All you've wanted to know about teeth whitening
19 May 2016
Recent studies show that your mouth is one of the most important elements in others’ perception of you. If you're thinking of having your teeth whitened before your wedding, take a look at this article from Dr Phillip J Townes BDS, lead dentist at Townes and Townes
Having whiter, straighter teeth can instantly improve your self-esteem and dramatically increase your chances of promotion.
And it improves your appearance for that all-important big day. But there are many myths surrounding what tooth whitening consists of, what the effect it has is and which is the most effective method. Here, five common questions concerning teeth whitening are answered by Dr Phillip J Townes.
1) What are the stains on my teeth made of?
Your teeth are made up of several layers, starting with the central pulp, surrounded by dentin and then protected by a hard layer of enamel. Eating, drinking and smoking forms another layer on the outside of the enamel known as a pellicle film. This can be partly cleaned away through brushing, especially with whitening toothpastes and oral hygienists can clean away part of the film through scraping and chemical treatments.
As the pellicle layer sits on the teeth, foreign material can get into the porous surface of the enamel, working its way into the depth of the teeth and staining them. Professional tooth whiteners set off an oxidising reaction within the teeth that breaks the staining compounds down, removing the stain from your teeth.
2) Is home tooth whitening dangerous?
If you aren’t buying your home tooth whitening kit from a reputable source, home tooth whitening can potentially be very dangerous. There are many products available to buy online that are advertised as ‘non-peroxide’ whitening gels but rather than being a safe alternative to peroxide as many might think, these gels contain sodium perborate and are extremely dangerous.
Sodium Perborate is banned without exception in cosmetics within the EU and is classed as carcinogenic and mutagenic - meaning that its use could potentially cause mutations in the children of users. Be aware that any product not bought from a reputable online source may not have been properly tested.
3) Is home tooth whitening as effective as professional tooth whitening?
Legal and safe home tooth whitening is less effective than home tooth whitening; a 2012 EU Council Directive makes it illegal for anyone other than a dental professional to use products containing 0.1% hydrogen peroxide, whereas dental practitioners may use products containing up to 6%. Tooth whitening when carried out on suitable teeth will permanently lighten the colour of your teeth.
4) Can I get my teeth whitened at a beauty salon?
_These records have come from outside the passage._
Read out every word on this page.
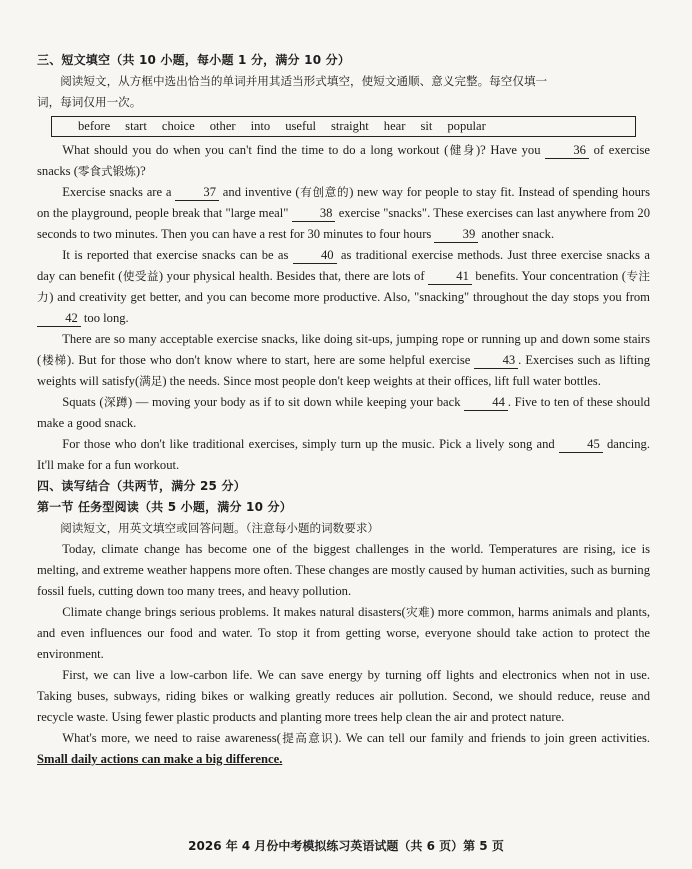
三、短文填空（共 10 小题，每小题 1 分，满分 10 分）

阅读短文，从方框中选出恰当的单词并用其适当形式填空，使短文通顺、意义完整。每空仅填一
词，每词仅用一次。

before start choice other into useful straight hear sit popular

What should you do when you can't find the time to do a long workout (健身)? Have you 36 of exercise snacks (零食式锻炼)?

Exercise snacks are a 37 and inventive (有创意的) new way for people to stay fit. Instead of spending hours on the playground, people break that "large meal" 38 exercise "snacks". These exercises can last anywhere from 20 seconds to two minutes. Then you can have a rest for 30 minutes to four hours 39 another snack.

It is reported that exercise snacks can be as 40 as traditional exercise methods. Just three exercise snacks a day can benefit (使受益) your physical health. Besides that, there are lots of 41 benefits. Your concentration (专注力) and creativity get better, and you can become more productive. Also, "snacking" throughout the day stops you from 42 too long.

There are so many acceptable exercise snacks, like doing sit-ups, jumping rope or running up and down some stairs (楼梯). But for those who don't know where to start, here are some helpful exercise 43 . Exercises such as lifting weights will satisfy(满足) the needs. Since most people don't keep weights at their offices, lift full water bottles.

Squats (深蹲) — moving your body as if to sit down while keeping your back 44 . Five to ten of these should make a good snack.

For those who don't like traditional exercises, simply turn up the music. Pick a lively song and 45 dancing. It'll make for a fun workout.

四、读写结合（共两节，满分 25 分）
第一节 任务型阅读（共 5 小题，满分 10 分）

阅读短文，用英文填空或回答问题。（注意每小题的词数要求）

Today, climate change has become one of the biggest challenges in the world. Temperatures are rising, ice is melting, and extreme weather happens more often. These changes are mostly caused by human activities, such as burning fossil fuels, cutting down too many trees, and heavy pollution.

Climate change brings serious problems. It makes natural disasters(灾难) more common, harms animals and plants, and even influences our food and water. To stop it from getting worse, everyone should take action to protect the environment.

First, we can live a low-carbon life. We can save energy by turning off lights and electronics when not in use. Taking buses, subways, riding bikes or walking greatly reduces air pollution. Second, we should reduce, reuse and recycle waste. Using fewer plastic products and planting more trees help clean the air and protect nature.

What's more, we need to raise awareness(提高意识). We can tell our family and friends to join green activities. Small daily actions can make a big difference.

2026 年 4 月份中考模拟练习英语试题（共 6 页）第 5 页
Many beauty salons offer tooth whitening, or ‘unsupervised’ tooth whitening. Both of these, if using a kit that is stronger than 0.1% (the same strength available in home tooth whitening kits), are illegal. Many salons may be using kits many times stronger than that (sometimes up to 23.8% hydrogen peroxide) which can cause gum lesions and other significant oral damage, especially when applied by an untrained amateur.
‘Unsupervised’ tooth whitening is an attempt to avoid the EU regulations on using illegally strong kits -- the patient may be instructed how to use the product and then left alone to carry it out. This is still illegal and can be extremely dangerous.
The only people who should be carrying out tooth whitening with hydrogen peroxide at a strength above 0.1% are dental professionals. Products of this strength should only be sold commercially to dental practitioners and used after the dentist has thoroughly examined their patient and taken a full medical history to ensure there are no risks or concerns about their health during the procedure.
5) Does tooth whitening work on crowns and dentures?
Tooth whitening will not work on crowns and dentures and may require more work for teeth with fillings. If you are considering having your dental professional carry out tooth whitening, be aware that you may need to have alterations made to dentures and crowns; as these were made to match the colour of your original teeth, you may need to have them altered to match your newly-whitened teeth.
If you’re planning on having your teeth whitened, make sure you are fully informed before you decide how to proceed.